Tissue Segmentation and Tissue Priors
Following generation of the template, the ANTs cortical thickness pipeline was run to accomplish tissue segmentation on the template. In order to run tissue segmentation on the previously generated template, a standard template must first be obtained. A template consisting of male and female participants, ages 10 to 18, was downloaded online (
https://s3-eu-west-1.amazonaws.com). After completion of the download, the file was unzipped and the original zip file removed.
Before analyzing individual participants, tissue segmentation must first be accomplished on the template image through the pipeline. In addition, several files necessary for individual tissue segmentation were generated from the program. A whole brain ROI mask was created, isolating brain matter in the field of view. This mask was used in generating an extracted brain image, eliminating skull, dura mater, and any other non-brain data. The whole brain ROI mask was next converted to a probability mask. which will be overlain across brains to determine the probability of each voxel corresponding to cerebrospinal fluid, white matter, or gray matter. The ROI mask image was then dilated to 28 voxels isotropic to create an extraction mask, and 18 voxels isotropic for a registration mask.

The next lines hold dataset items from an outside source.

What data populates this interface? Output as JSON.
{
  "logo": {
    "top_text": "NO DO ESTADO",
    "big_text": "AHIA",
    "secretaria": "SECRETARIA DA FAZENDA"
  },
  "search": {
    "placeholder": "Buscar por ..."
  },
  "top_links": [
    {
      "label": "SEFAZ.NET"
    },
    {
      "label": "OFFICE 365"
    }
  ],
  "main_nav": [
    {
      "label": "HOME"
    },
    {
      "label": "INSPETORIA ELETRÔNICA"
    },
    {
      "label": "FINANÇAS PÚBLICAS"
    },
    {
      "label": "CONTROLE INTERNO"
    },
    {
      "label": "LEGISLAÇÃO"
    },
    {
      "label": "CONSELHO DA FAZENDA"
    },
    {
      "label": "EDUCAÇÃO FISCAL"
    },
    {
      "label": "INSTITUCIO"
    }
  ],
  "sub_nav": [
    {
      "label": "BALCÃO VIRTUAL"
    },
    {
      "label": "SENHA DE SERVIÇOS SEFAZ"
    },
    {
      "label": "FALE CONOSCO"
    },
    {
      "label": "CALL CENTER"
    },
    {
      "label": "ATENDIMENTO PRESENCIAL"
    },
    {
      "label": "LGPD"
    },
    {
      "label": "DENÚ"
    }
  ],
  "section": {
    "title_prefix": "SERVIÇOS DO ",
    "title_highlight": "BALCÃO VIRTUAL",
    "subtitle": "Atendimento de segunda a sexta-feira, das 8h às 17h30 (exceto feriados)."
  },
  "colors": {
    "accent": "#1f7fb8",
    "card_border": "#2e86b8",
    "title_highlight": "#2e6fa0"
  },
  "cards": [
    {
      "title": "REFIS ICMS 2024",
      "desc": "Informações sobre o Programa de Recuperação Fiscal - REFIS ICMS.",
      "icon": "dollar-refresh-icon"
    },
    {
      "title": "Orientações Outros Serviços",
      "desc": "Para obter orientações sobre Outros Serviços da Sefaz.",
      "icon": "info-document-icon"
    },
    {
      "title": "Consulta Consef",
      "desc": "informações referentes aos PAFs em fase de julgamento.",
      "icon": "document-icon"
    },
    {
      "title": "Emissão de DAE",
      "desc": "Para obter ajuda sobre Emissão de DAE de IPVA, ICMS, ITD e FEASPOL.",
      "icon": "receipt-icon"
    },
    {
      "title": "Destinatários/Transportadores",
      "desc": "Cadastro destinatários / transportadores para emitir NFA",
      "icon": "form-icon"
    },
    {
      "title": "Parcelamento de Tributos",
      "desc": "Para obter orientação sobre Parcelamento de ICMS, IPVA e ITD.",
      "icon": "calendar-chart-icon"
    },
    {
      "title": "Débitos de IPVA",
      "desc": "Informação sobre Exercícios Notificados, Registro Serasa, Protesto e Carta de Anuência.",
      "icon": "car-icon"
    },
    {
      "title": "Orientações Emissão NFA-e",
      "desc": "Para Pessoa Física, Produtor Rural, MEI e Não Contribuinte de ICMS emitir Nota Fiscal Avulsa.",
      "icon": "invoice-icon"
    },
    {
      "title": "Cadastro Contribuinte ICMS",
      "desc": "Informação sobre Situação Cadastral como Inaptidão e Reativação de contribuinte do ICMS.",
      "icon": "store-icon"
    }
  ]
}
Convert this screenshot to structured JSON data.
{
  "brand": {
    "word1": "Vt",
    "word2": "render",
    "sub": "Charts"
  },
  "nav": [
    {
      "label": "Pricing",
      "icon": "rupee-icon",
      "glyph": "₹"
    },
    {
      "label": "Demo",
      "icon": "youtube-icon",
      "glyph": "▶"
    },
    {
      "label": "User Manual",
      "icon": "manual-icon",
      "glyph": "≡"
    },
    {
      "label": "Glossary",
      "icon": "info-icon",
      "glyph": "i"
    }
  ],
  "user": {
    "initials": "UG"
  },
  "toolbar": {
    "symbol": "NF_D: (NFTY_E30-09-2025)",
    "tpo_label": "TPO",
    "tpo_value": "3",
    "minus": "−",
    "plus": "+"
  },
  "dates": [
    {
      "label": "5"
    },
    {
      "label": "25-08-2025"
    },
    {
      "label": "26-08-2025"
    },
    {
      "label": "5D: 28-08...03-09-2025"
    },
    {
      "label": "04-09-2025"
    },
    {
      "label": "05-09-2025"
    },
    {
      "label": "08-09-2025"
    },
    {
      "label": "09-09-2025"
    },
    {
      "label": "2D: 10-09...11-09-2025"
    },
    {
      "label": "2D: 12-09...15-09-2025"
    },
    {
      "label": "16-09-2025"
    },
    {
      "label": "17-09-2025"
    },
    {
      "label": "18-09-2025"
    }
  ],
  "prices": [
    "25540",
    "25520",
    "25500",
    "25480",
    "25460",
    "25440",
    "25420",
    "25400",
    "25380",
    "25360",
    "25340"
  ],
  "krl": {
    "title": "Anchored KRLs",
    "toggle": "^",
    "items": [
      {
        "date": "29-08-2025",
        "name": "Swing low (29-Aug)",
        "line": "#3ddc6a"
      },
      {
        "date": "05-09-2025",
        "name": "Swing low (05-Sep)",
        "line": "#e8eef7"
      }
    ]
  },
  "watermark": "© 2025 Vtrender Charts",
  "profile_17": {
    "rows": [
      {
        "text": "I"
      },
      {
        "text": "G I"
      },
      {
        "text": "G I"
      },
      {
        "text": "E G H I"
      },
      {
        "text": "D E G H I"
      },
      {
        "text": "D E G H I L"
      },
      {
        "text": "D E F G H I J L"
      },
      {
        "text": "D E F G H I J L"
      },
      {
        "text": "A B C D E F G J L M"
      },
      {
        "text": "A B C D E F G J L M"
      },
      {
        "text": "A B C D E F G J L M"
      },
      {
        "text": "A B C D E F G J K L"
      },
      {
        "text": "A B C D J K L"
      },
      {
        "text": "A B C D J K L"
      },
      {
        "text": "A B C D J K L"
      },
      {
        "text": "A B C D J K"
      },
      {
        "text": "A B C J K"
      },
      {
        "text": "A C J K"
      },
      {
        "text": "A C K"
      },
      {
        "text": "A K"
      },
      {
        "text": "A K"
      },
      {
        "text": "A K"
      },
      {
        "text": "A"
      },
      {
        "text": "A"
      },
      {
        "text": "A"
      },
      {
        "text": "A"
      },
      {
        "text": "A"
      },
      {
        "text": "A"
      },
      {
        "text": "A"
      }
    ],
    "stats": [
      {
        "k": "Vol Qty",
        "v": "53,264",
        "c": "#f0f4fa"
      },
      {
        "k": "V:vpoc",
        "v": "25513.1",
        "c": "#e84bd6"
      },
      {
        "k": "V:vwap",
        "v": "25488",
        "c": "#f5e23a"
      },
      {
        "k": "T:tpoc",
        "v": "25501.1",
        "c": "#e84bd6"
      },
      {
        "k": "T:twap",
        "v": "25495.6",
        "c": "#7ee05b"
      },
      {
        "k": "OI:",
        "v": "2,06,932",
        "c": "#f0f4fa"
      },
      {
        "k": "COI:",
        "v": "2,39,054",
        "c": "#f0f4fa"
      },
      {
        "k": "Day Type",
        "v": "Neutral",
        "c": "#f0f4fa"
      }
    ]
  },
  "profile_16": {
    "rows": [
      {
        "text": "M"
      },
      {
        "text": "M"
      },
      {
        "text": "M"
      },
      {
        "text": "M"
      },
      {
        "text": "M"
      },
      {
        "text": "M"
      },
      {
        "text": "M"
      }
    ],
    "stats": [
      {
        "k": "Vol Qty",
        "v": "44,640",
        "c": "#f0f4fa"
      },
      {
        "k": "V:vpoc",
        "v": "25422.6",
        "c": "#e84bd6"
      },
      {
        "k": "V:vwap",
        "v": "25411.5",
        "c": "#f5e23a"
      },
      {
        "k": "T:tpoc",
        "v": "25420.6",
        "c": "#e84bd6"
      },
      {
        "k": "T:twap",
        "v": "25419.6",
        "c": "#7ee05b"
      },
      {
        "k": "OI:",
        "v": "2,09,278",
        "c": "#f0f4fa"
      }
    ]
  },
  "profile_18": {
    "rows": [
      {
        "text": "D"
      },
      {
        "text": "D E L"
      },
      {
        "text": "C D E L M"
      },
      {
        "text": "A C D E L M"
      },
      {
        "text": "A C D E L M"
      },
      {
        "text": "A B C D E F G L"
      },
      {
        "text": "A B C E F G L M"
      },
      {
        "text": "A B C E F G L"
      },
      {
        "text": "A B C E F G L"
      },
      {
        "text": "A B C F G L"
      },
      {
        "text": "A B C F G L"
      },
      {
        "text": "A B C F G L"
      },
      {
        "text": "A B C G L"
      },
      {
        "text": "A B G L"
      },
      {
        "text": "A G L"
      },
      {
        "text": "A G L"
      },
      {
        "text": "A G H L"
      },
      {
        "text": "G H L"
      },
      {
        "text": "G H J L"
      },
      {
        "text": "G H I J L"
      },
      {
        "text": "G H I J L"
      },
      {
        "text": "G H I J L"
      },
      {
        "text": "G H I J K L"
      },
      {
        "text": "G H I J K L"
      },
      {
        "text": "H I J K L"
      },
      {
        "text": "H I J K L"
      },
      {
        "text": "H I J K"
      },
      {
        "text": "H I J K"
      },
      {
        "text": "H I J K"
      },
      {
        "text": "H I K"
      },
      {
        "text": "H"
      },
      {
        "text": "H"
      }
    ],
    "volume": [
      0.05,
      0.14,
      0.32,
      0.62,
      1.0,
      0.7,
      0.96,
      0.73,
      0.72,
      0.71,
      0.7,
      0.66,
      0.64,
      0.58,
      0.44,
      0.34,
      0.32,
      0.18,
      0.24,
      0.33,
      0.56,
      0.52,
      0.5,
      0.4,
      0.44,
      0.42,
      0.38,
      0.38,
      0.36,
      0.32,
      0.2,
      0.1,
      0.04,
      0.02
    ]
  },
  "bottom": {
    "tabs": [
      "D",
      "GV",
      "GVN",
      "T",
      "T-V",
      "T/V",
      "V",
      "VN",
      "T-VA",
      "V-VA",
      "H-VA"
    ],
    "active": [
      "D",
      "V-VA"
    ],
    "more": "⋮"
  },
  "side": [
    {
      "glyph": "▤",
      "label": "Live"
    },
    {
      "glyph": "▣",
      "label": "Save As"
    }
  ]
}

Through the ANTs cortical thickness pipeline, brain tissue was segmented into 6 specific regions of interest (ROIs). Intensity values of the ROI image ranged from 1 through 6, and corresponded in ascending order, respectively, to cerebrospinal fluid, gray matter, white matter, the basal ganglia, the brain stem, and the cerebellum. Six tissue priors were created, corresponding to each of the six ROIs converted into probability masks. Accomplishing this tissue segmentation through ANTs was essential in order to highlight the cortex and strip away structures that were not of interest.